Thursday, 15 January 2004

Hutton poll heaps pressure on Blair

I think a simple resignation doesn't cut it. I'm in favour of putting some stocks in Tower Green, sticking Blair, Straw and Hoon in them and then providing free rotten tomatoes to all the tourists who want to relive history!

Tony Blair should resign if Lord Hutton rules that he authorised the leaking of the name of government scientist David Kelly, a new poll revealed today.

The Channel 4 News survey by YouGov said more than half of voters - some 57% - think the prime minister should quit if he is found culpable by the inquiry.

Mr Blair chaired the meeting where the media strategy that led to Dr Kelly's identification as the Iraq mole was decided, the law lord heard during last year's inquiry. But the peer is expected to say that is not the same as leaking it when he delivers his report, expected within weeks. Only 17% said the prime minister had not acted wrongly in the weeks leading up to Dr Kelly's death. Mr Blair was blamed "a great deal" by 18%, a "fair amount" by 28% and "a little" by 17%. More than a third of voters who had backed him at the last general election said Mr Blair had betrayed their trust.

The findings will heap further pressure on Mr Blair, who is set to appear on a Newsnight special next Monday as part of Labour's big conversation initiative to let members of the public grill the PM directly.
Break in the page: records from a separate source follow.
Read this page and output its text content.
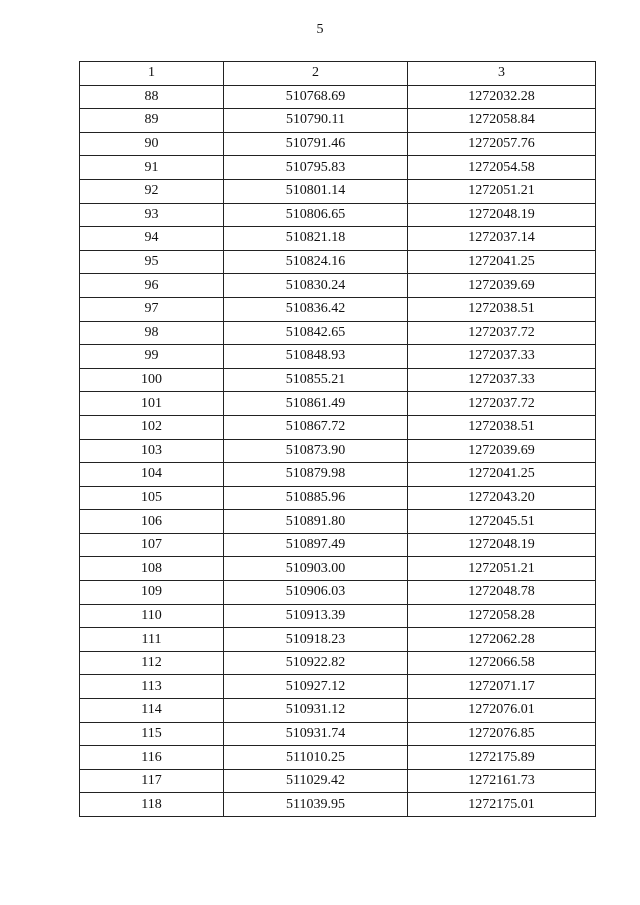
5
1	2	3
88	510768.69	1272032.28
89	510790.11	1272058.84
90	510791.46	1272057.76
91	510795.83	1272054.58
92	510801.14	1272051.21
93	510806.65	1272048.19
94	510821.18	1272037.14
95	510824.16	1272041.25
96	510830.24	1272039.69
97	510836.42	1272038.51
98	510842.65	1272037.72
99	510848.93	1272037.33
100	510855.21	1272037.33
101	510861.49	1272037.72
102	510867.72	1272038.51
103	510873.90	1272039.69
104	510879.98	1272041.25
105	510885.96	1272043.20
106	510891.80	1272045.51
107	510897.49	1272048.19
108	510903.00	1272051.21
109	510906.03	1272048.78
110	510913.39	1272058.28
111	510918.23	1272062.28
112	510922.82	1272066.58
113	510927.12	1272071.17
114	510931.12	1272076.01
115	510931.74	1272076.85
116	511010.25	1272175.89
117	511029.42	1272161.73
118	511039.95	1272175.01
However, he will only take questions on the government's plans for university tuition fees.

Opposition leader Michael Howard claimed at prime minister's question time today that Mr Blair was in a "desperately dodgy" position over his role in the strategy that led to the outing of David Kelly.
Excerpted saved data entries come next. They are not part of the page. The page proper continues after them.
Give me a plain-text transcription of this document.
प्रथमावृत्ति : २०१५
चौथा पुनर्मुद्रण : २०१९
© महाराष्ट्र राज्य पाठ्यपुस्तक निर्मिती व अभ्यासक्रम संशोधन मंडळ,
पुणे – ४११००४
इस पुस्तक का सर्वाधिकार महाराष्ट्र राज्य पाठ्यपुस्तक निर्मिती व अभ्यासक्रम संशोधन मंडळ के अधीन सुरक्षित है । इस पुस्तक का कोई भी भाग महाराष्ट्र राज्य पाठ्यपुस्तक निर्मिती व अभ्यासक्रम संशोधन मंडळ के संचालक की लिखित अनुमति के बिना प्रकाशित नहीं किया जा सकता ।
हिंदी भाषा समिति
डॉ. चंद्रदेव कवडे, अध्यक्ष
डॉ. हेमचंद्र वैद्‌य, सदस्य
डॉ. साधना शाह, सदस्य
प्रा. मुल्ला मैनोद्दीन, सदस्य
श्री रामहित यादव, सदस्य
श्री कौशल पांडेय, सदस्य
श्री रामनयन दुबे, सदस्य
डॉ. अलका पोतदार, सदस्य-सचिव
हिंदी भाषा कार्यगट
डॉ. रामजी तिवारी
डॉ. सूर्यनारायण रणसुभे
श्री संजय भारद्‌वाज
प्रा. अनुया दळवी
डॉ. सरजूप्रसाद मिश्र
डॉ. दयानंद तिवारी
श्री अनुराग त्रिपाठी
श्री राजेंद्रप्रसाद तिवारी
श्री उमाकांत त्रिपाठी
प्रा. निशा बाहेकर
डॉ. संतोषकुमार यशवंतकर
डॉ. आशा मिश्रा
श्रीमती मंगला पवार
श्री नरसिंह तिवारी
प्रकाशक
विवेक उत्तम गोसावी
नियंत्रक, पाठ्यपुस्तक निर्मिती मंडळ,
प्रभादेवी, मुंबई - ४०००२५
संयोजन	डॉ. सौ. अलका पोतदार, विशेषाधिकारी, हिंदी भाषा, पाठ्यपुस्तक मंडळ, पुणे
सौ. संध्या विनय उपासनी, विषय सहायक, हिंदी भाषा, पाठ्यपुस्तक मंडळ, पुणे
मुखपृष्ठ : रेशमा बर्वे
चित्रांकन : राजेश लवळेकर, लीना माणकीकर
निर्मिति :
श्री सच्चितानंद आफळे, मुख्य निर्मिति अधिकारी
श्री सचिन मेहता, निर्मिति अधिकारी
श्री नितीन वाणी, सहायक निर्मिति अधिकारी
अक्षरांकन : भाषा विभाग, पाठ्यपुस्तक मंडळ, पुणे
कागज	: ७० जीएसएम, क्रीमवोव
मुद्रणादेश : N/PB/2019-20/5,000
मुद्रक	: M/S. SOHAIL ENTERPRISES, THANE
Asked by Mr Howard whether he stood by his claim that he did not authorise the naming of the government scientist, who was found dead last July, Mr Blair insisted he stood by "all that I have said in relation to this issue".
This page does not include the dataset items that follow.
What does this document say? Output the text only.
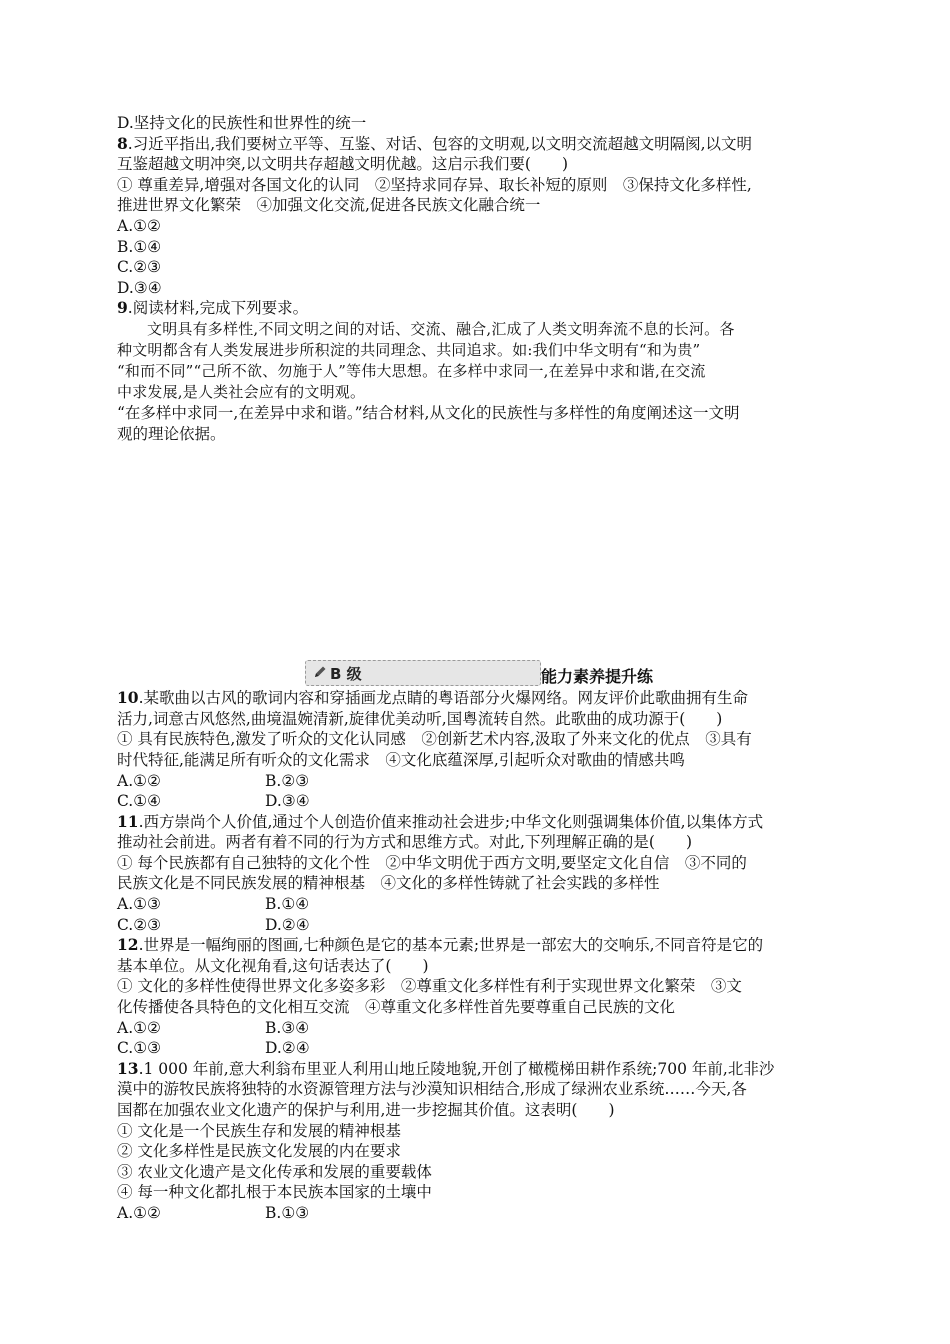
D.坚持文化的民族性和世界性的统一
8.习近平指出,我们要树立平等、互鉴、对话、包容的文明观,以文明交流超越文明隔阂,以文明
互鉴超越文明冲突,以文明共存超越文明优越。这启示我们要(　　)
① 尊重差异,增强对各国文化的认同　②坚持求同存异、取长补短的原则　③保持文化多样性,
推进世界文化繁荣　④加强文化交流,促进各民族文化融合统一
A.①②
B.①④
C.②③
D.③④
9.阅读材料,完成下列要求。
文明具有多样性,不同文明之间的对话、交流、融合,汇成了人类文明奔流不息的长河。各
种文明都含有人类发展进步所积淀的共同理念、共同追求。如:我们中华文明有“和为贵”
“和而不同”“己所不欲、勿施于人”等伟大思想。在多样中求同一,在差异中求和谐,在交流
中求发展,是人类社会应有的文明观。
“在多样中求同一,在差异中求和谐。”结合材料,从文化的民族性与多样性的角度阐述这一文明
观的理论依据。
B 级	能力素养提升练
10.某歌曲以古风的歌词内容和穿插画龙点睛的粤语部分火爆网络。网友评价此歌曲拥有生命
活力,词意古风悠然,曲境温婉清新,旋律优美动听,国粤流转自然。此歌曲的成功源于(　　)
① 具有民族特色,激发了听众的文化认同感　②创新艺术内容,汲取了外来文化的优点　③具有
时代特征,能满足所有听众的文化需求　④文化底蕴深厚,引起听众对歌曲的情感共鸣
A.①②	B.②③
C.①④	D.③④
11.西方崇尚个人价值,通过个人创造价值来推动社会进步;中华文化则强调集体价值,以集体方式
推动社会前进。两者有着不同的行为方式和思维方式。对此,下列理解正确的是(　　)
① 每个民族都有自己独特的文化个性　②中华文明优于西方文明,要坚定文化自信　③不同的
民族文化是不同民族发展的精神根基　④文化的多样性铸就了社会实践的多样性
A.①③	B.①④
C.②③	D.②④
12.世界是一幅绚丽的图画,七种颜色是它的基本元素;世界是一部宏大的交响乐,不同音符是它的
基本单位。从文化视角看,这句话表达了(　　)
① 文化的多样性使得世界文化多姿多彩　②尊重文化多样性有利于实现世界文化繁荣　③文
化传播使各具特色的文化相互交流　④尊重文化多样性首先要尊重自己民族的文化
A.①②	B.③④
C.①③	D.②④
13.1 000 年前,意大利翁布里亚人利用山地丘陵地貌,开创了橄榄梯田耕作系统;700 年前,北非沙
漠中的游牧民族将独特的水资源管理方法与沙漠知识相结合,形成了绿洲农业系统……今天,各
国都在加强农业文化遗产的保护与利用,进一步挖掘其价值。这表明(　　)
① 文化是一个民族生存和发展的精神根基
② 文化多样性是民族文化发展的内在要求
③ 农业文化遗产是文化传承和发展的重要载体
④ 每一种文化都扎根于本民族本国家的土壤中
A.①②	B.①③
But the Channel 4 poll appeared to be a reflection on politicians in general as much as Mr Blair in particular. Almost one in five, 19%, thought he was more honest than other MPs with 25% saying less. The majority, 51%, said he was typical.

But Mr Blair faced wide ranging criticism from those questioned, with almost three quarters, 70%, saying he was out of touch - including 55% of traditional Labour voters.